History of the Family and Household
This topic studies the family and household in the past—their size, structure, and functions, and how marriage, kinship, and domestic arrangements changed over time.
Definition
The historical study of families and households—their composition, formation, and functions—including patterns of marriage, kinship, inheritance, and domestic life.
Scope
This topic covers the historical structure and dynamics of families and households: their composition and size, patterns of household formation and marriage, kinship and inheritance, and the changing emotional and economic roles of the family. It examines the household-listing studies that overturned the myth of the universally large extended family, distinctive marriage regimes such as the northwestern European pattern, and debates about change in family sentiment. The treatment is descriptive and analytical.
Core questions
- How large and how complex were households in different societies?
- How did patterns of marriage and household formation vary?
- How did kinship and inheritance structure family life?
- Did the emotional character of family relationships change over time?
Key theories
- Household structure in past time
- Laslett and Wall's comparative finding that small, nuclear households predominated in much of pre-industrial northwestern Europe, challenging assumptions about a shift from extended to nuclear families.
- The European marriage pattern
- Hajnal's identification of a distinctive northwestern European regime of late marriage and significant non-marriage, with major consequences for household formation and fertility.
- Kinship, marriage, and the Church
- Goody's argument that the medieval Church's rules on marriage, inheritance, and kinship reshaped the European family in ways that served the Church's interests and distinguished European family structures.
History
The history of the family was transformed in the 1960s and 1970s by the household-listing studies of Peter Laslett and the Cambridge Group, which showed that pre-industrial English households were typically small and nuclear, and by John Hajnal's work on European marriage patterns. Lawrence Stone's controversial account of changing family sentiment and Jack Goody's anthropological history of European kinship widened the field, which now spans demography, economics, and cultural history.
Debates
- Did family sentiment change historically?

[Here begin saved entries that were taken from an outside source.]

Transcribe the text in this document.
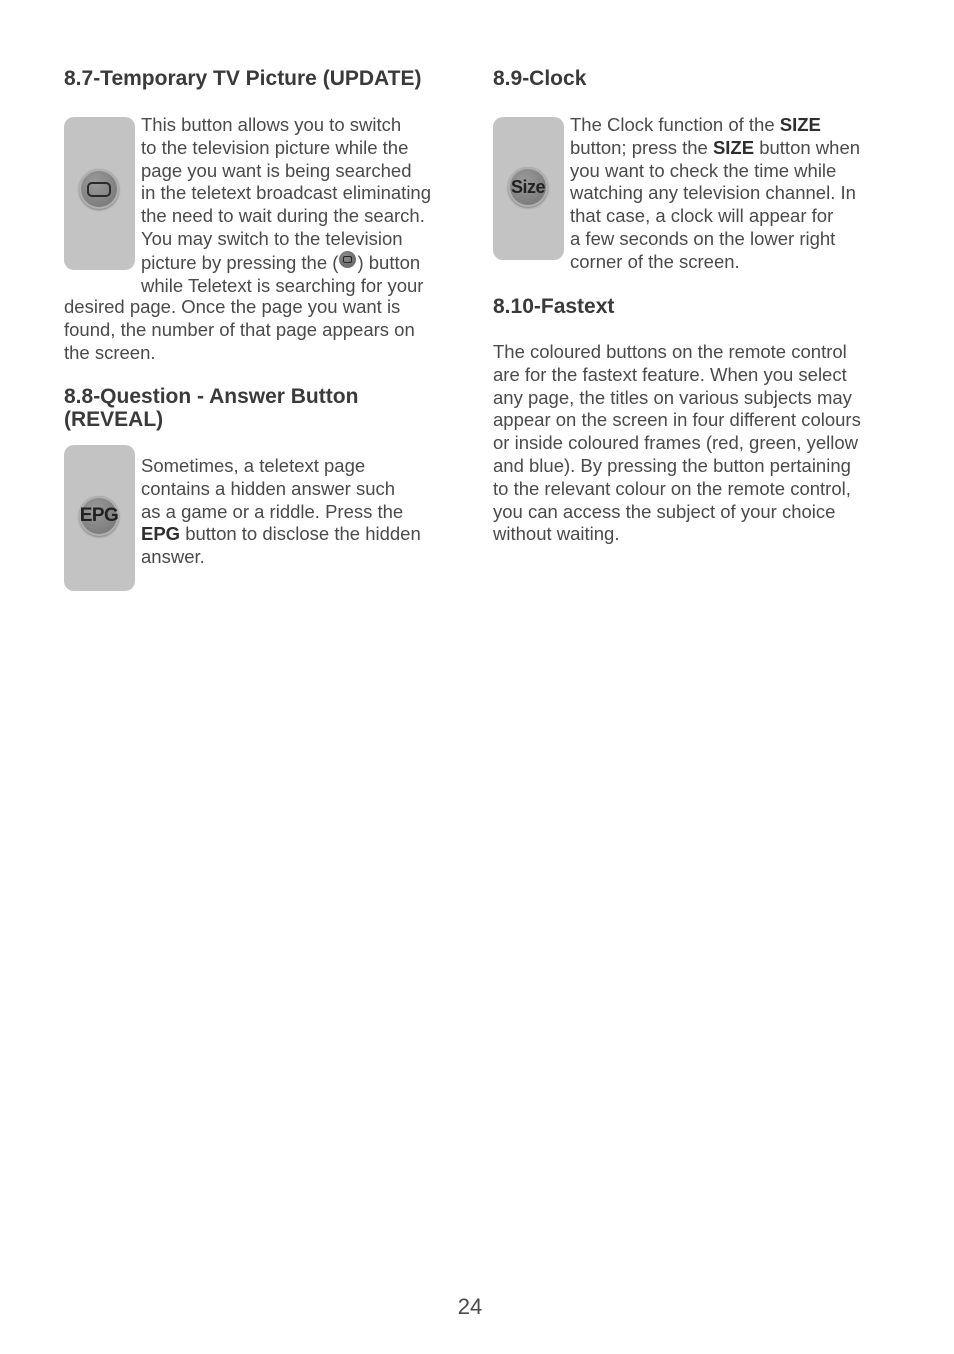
8.7-Temporary TV Picture (UPDATE)
This button allows you to switch
to the television picture while the
page you want is being searched
in the teletext broadcast eliminating
the need to wait during the search.
You may switch to the television
picture by pressing the ( ) button
while Teletext is searching for your
desired page. Once the page you want is
found, the number of that page appears on
the screen.
8.8-Question - Answer Button
(REVEAL)
EPG
Sometimes, a teletext page
contains a hidden answer such
as a game or a riddle. Press the
EPG button to disclose the hidden
answer.
8.9-Clock
Size
The Clock function of the SIZE
button; press the SIZE button when
you want to check the time while
watching any television channel. In
that case, a clock will appear for
a few seconds on the lower right
corner of the screen.
8.10-Fastext
The coloured buttons on the remote control
are for the fastext feature. When you select
any page, the titles on various subjects may
appear on the screen in four different colours
or inside coloured frames (red, green, yellow
and blue). By pressing the button pertaining
to the relevant colour on the remote control,
you can access the subject of your choice
without waiting.
24
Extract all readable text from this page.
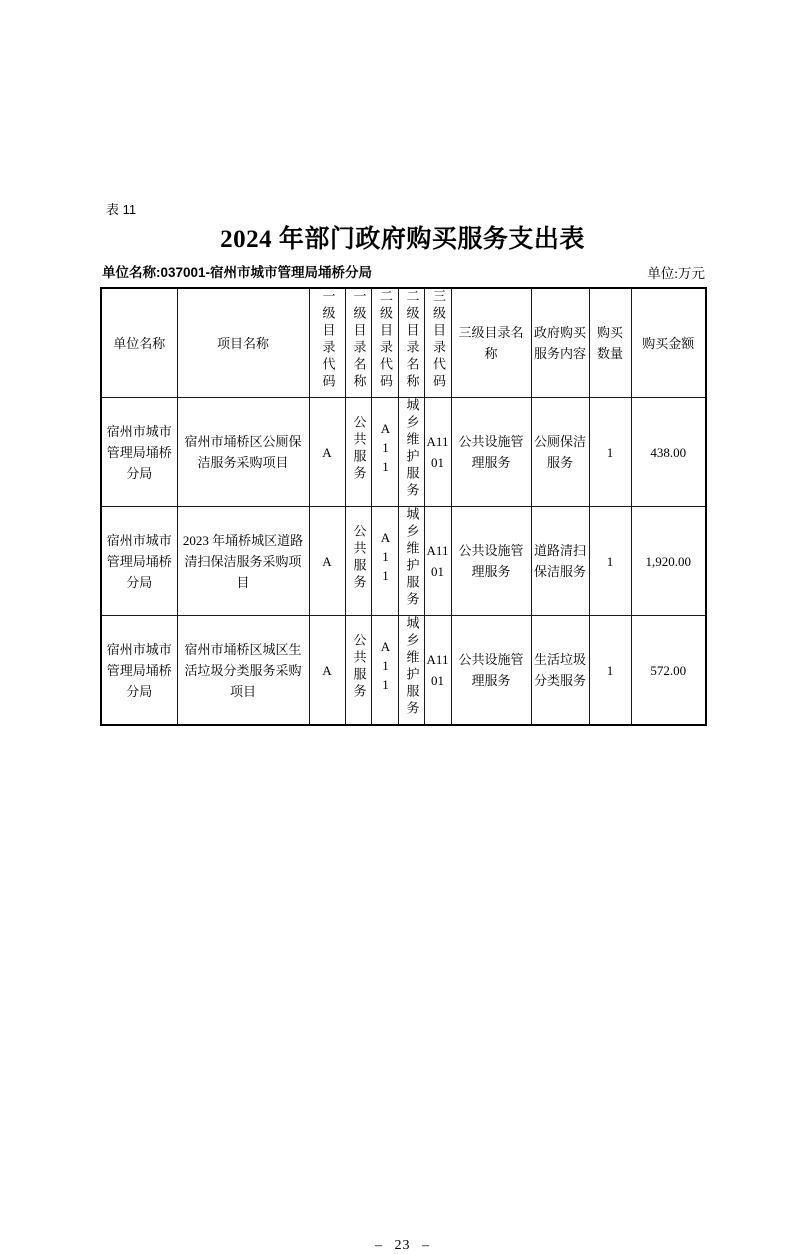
表 11
2024 年部门政府购买服务支出表
单位名称:037001-宿州市城市管理局埇桥分局	单位:万元
单位名称	项目名称	一级目录代码	一级目录名称	二级目录代码	二级目录名称	三级目录代码	三级目录名称	政府购买服务内容	购买数量	购买金额
宿州市城市管理局埇桥分局	宿州市埇桥区公厕保洁服务采购项目	A	公共服务	A11	城乡维护服务	A1101	公共设施管理服务	公厕保洁服务	1	438.00
宿州市城市管理局埇桥分局	2023 年埇桥城区道路清扫保洁服务采购项目	A	公共服务	A11	城乡维护服务	A1101	公共设施管理服务	道路清扫保洁服务	1	1,920.00
宿州市城市管理局埇桥分局	宿州市埇桥区城区生活垃圾分类服务采购项目	A	公共服务	A11	城乡维护服务	A1101	公共设施管理服务	生活垃圾分类服务	1	572.00
– 23 –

- Lawrence Stone's claim that affection between spouses and toward children intensified over the early modern period has been contested by historians who find evidence of strong family bonds in earlier periods, raising the question of how far emotional life has a measurable history.
Key figures
- Peter Laslett
- Richard Wall
- John Hajnal
- Lawrence Stone
- Jack Goody
Related topics
Seminal works
- laslettwall1972
- hajnal1965
- stone1977
- goody1983
Frequently asked questions
- Were pre-industrial families large and extended?
- Contrary to a common assumption, household-listing research by Peter Laslett and the Cambridge Group showed that in much of pre-industrial northwestern Europe households were typically small and nuclear. Large, multi-generational households were more characteristic of some other regions, so household structure varied considerably.
- What is the European marriage pattern?
- Identified by John Hajnal, the European marriage pattern refers to a distinctive northwestern European regime characterized by relatively late ages at first marriage and a substantial share of people who never married. This pattern affected household formation and helped restrain fertility.